The strongest competitive force, or most important to strategy formulation, is the threat of entry of new competitors.
Competitive pressure from rival sellers is high in the alternative beverage industry. The number of brands competing in sports drinks, energy drinks, and vitamin-enhanced beverage segments of the alternative beverage industry continue to grow each year. Both large and small vendors are launching new products and fighting for minimal retail shelf space. More and more consumers are moving away from traditional soft drinks to healthier alternative drinks. Demand is expected to grow worldwide as consumer purchasing power increases.
Another strong competitive force is buyer bargaining power.
Convenience stores and grocery stores have substantial leverage in negotiating pricing and slotting fees with alternative beverage producers due to the large quantity of their purchase. Newer brands are very vulnerable to buyer power because of limited space on store shelves. Top brands like Red Bull are almost always guaranteed space. This competitive force does not affect Coca-Cola or PepsiCo as much due to the variety of beverages the stores want to offer to the customer. As a result of this certain appeal, the two companies’ alternative beverage brands can almost always be found shelf space in grocery/convenience stores. Distributors, like restaurants, have less ability to negotiate for deep pricing discounts because of quantity limitations.

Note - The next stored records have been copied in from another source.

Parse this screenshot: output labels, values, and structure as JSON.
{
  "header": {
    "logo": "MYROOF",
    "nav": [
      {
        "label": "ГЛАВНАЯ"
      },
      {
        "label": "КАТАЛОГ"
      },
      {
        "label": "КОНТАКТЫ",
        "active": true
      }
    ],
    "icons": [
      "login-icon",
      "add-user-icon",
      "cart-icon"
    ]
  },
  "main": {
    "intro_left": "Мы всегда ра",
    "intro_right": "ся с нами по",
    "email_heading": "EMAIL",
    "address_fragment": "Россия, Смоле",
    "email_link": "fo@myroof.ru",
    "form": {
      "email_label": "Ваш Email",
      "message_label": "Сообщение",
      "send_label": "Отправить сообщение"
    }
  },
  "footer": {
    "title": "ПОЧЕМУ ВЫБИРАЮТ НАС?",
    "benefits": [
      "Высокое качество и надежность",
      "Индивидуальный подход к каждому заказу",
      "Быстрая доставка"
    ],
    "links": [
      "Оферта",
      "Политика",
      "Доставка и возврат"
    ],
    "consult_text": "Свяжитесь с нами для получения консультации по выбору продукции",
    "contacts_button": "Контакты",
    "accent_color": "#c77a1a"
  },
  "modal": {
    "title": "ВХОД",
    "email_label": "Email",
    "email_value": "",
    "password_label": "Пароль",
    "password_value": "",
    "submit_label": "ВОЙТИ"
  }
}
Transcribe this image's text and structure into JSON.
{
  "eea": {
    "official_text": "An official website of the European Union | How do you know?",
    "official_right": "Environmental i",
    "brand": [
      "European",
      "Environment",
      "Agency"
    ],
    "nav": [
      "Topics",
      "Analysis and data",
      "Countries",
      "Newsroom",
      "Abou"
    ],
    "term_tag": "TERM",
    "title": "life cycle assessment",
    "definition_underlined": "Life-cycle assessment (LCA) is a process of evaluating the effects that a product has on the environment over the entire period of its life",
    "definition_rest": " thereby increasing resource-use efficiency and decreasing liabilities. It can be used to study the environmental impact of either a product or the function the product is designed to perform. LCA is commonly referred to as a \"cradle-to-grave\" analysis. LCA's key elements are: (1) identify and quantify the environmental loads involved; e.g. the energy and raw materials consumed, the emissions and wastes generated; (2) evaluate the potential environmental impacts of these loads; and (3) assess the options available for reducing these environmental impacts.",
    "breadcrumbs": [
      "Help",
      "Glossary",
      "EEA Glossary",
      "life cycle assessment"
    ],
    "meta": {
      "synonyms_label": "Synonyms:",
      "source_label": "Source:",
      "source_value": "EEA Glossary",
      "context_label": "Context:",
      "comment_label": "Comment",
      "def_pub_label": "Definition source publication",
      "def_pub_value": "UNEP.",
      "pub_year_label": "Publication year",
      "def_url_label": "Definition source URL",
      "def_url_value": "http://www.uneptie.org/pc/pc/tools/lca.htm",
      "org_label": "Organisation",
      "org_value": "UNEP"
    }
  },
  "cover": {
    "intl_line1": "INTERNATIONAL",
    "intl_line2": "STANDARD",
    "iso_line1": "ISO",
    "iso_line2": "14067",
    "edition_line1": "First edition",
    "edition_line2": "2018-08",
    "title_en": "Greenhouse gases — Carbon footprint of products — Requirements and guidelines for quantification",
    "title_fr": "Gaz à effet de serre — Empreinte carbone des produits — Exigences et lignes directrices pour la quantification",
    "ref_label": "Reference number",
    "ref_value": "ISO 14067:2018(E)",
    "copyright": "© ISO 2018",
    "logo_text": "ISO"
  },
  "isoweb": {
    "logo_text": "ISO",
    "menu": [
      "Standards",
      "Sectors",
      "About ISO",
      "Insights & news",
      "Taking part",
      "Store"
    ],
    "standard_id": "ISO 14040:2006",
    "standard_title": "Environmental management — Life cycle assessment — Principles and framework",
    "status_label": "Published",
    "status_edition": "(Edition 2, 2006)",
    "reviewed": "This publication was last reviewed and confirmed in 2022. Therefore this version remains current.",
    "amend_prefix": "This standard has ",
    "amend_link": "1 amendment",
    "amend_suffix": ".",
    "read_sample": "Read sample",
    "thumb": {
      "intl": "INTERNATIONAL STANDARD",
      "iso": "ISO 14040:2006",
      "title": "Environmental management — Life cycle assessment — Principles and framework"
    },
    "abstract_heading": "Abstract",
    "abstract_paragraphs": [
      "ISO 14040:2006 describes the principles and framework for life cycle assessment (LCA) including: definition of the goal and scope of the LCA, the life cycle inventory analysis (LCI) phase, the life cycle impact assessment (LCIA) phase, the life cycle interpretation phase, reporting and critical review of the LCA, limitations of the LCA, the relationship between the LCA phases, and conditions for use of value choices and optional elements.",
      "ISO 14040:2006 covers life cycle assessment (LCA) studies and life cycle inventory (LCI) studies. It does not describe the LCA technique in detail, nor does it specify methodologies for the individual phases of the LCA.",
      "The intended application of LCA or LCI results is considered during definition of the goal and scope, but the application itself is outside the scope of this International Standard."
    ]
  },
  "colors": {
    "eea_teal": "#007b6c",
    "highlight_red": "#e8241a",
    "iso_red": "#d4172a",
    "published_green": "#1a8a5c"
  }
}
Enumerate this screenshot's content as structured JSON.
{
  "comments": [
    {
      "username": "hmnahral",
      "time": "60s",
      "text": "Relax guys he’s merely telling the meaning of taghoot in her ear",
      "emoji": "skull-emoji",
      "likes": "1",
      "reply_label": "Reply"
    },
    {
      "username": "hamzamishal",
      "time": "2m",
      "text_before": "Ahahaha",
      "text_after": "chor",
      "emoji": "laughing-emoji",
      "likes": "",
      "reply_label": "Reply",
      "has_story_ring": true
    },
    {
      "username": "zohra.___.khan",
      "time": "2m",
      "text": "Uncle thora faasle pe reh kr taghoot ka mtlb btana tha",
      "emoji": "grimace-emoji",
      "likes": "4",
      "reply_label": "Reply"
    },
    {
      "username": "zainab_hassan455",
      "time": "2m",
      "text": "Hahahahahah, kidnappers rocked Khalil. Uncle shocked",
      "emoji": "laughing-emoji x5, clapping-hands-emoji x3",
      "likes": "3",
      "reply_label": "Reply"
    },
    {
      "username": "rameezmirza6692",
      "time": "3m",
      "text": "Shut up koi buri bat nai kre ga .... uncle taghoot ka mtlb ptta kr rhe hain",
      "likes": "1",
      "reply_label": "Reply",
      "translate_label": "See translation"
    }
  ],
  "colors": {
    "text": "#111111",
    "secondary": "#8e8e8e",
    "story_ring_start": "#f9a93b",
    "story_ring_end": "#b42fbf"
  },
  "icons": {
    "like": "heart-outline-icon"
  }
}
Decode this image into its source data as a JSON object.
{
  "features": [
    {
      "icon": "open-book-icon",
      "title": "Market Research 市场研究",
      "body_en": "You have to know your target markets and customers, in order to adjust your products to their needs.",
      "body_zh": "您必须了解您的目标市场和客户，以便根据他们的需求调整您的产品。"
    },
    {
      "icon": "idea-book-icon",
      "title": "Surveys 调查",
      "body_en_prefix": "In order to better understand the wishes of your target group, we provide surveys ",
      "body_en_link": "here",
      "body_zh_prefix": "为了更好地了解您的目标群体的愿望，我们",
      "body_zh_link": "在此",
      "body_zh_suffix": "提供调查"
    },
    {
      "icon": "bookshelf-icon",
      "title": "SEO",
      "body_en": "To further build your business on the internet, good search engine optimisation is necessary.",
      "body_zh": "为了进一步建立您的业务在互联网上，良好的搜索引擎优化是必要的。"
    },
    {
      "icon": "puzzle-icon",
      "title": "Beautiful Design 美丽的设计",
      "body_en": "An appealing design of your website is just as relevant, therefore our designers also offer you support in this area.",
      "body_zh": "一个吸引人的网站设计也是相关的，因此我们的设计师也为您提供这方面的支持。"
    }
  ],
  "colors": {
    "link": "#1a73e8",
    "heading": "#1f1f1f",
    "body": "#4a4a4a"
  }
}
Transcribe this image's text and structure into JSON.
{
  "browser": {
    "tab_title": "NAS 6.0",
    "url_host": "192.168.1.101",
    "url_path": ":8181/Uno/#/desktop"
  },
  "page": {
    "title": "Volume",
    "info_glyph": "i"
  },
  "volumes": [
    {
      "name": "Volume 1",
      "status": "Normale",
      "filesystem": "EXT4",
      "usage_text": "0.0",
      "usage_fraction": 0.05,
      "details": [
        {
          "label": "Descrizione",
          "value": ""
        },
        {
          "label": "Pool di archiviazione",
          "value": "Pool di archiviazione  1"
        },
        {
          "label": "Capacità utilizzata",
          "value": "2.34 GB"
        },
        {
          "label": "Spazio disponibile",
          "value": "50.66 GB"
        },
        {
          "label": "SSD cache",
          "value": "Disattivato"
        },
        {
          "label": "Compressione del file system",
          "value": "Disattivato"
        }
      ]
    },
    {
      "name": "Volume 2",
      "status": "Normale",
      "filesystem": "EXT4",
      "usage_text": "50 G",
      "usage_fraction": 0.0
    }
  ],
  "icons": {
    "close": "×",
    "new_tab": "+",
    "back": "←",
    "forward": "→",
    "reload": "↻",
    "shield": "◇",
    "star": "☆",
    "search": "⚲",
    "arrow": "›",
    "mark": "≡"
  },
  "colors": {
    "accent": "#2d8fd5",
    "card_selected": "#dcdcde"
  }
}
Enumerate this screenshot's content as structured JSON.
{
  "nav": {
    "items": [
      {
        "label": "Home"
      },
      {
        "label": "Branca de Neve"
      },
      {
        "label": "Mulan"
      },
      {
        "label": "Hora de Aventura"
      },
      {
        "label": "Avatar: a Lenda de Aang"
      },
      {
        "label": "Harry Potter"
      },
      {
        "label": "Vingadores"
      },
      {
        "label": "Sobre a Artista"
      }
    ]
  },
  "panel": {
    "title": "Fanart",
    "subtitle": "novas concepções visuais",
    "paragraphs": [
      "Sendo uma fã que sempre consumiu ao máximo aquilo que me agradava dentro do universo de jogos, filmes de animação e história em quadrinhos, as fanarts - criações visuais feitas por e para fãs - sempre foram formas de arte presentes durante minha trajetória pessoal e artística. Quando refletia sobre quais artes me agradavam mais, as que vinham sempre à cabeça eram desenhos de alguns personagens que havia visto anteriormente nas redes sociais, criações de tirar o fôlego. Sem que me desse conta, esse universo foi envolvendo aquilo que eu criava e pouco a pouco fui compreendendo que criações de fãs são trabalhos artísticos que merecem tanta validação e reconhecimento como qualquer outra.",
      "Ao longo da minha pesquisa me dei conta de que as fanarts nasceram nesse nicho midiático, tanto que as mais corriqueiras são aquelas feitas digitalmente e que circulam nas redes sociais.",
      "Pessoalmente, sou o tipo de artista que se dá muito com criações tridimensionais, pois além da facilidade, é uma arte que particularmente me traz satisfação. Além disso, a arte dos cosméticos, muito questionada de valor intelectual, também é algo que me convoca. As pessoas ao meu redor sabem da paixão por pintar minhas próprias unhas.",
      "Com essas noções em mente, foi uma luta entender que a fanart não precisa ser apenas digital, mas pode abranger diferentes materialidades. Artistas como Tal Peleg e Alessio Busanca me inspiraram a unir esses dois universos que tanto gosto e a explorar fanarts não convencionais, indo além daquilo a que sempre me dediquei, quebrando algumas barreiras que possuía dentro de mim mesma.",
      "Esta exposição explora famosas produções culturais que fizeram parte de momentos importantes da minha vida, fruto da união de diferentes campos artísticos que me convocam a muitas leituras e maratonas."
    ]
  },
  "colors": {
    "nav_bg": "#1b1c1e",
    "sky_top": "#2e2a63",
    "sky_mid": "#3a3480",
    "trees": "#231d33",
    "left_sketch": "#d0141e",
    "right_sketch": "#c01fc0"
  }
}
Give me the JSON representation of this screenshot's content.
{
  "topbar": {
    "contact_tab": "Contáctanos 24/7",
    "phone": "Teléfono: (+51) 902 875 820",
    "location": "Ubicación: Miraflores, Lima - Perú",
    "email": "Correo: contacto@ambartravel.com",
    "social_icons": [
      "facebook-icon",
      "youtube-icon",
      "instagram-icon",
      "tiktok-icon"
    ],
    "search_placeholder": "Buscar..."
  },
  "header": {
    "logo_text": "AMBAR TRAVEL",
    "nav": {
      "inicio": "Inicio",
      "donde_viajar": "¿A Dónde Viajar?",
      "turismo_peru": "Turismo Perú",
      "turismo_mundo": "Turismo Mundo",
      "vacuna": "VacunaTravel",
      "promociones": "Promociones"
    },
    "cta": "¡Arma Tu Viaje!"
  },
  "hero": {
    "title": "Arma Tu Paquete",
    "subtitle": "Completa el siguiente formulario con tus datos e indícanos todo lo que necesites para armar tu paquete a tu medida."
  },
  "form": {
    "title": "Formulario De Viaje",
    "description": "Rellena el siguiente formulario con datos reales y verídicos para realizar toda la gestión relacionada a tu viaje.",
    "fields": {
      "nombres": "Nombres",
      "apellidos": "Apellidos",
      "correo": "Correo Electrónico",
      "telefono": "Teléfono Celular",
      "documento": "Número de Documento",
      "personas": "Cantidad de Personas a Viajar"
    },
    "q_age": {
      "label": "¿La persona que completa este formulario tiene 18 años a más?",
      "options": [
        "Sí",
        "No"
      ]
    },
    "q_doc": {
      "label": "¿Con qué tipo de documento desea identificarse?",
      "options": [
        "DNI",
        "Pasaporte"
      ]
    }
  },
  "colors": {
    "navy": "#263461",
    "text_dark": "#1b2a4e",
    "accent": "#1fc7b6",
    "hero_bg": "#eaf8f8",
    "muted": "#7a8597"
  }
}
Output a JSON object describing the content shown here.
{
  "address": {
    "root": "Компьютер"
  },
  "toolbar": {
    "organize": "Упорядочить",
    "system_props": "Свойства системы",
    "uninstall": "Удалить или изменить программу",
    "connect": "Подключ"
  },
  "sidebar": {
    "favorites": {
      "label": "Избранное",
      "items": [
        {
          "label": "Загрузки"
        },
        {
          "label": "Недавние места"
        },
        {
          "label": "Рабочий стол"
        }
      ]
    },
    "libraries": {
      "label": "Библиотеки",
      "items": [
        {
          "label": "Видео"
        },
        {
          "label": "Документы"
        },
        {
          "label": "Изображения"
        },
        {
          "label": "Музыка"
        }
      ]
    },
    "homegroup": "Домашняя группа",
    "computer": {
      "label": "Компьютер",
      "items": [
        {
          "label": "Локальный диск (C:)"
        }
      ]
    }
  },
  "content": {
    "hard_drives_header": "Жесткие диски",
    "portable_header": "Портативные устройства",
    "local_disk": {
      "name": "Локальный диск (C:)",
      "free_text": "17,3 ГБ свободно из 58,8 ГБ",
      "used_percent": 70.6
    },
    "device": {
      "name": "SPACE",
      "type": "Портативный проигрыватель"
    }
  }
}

The weakest competitive force is the bargaining power and leverage of suppliers. Most of the raw materials desirable to manufacture alternative beverages are basic merchandise such as flavor, color, packaging, etc. The suppliers of these commodities have no bargaining power over the pricing due to which the suppliers in the industry are relatively weak. Raw materials for these drinks are basic commodities which are easily available to every producer and have low cost which makes no difference for any supplier. Low switching costs limit supplier bargaining power by enabling industry members to change suppliers if any one supplier attempts to raise prices by more than the cost of switching.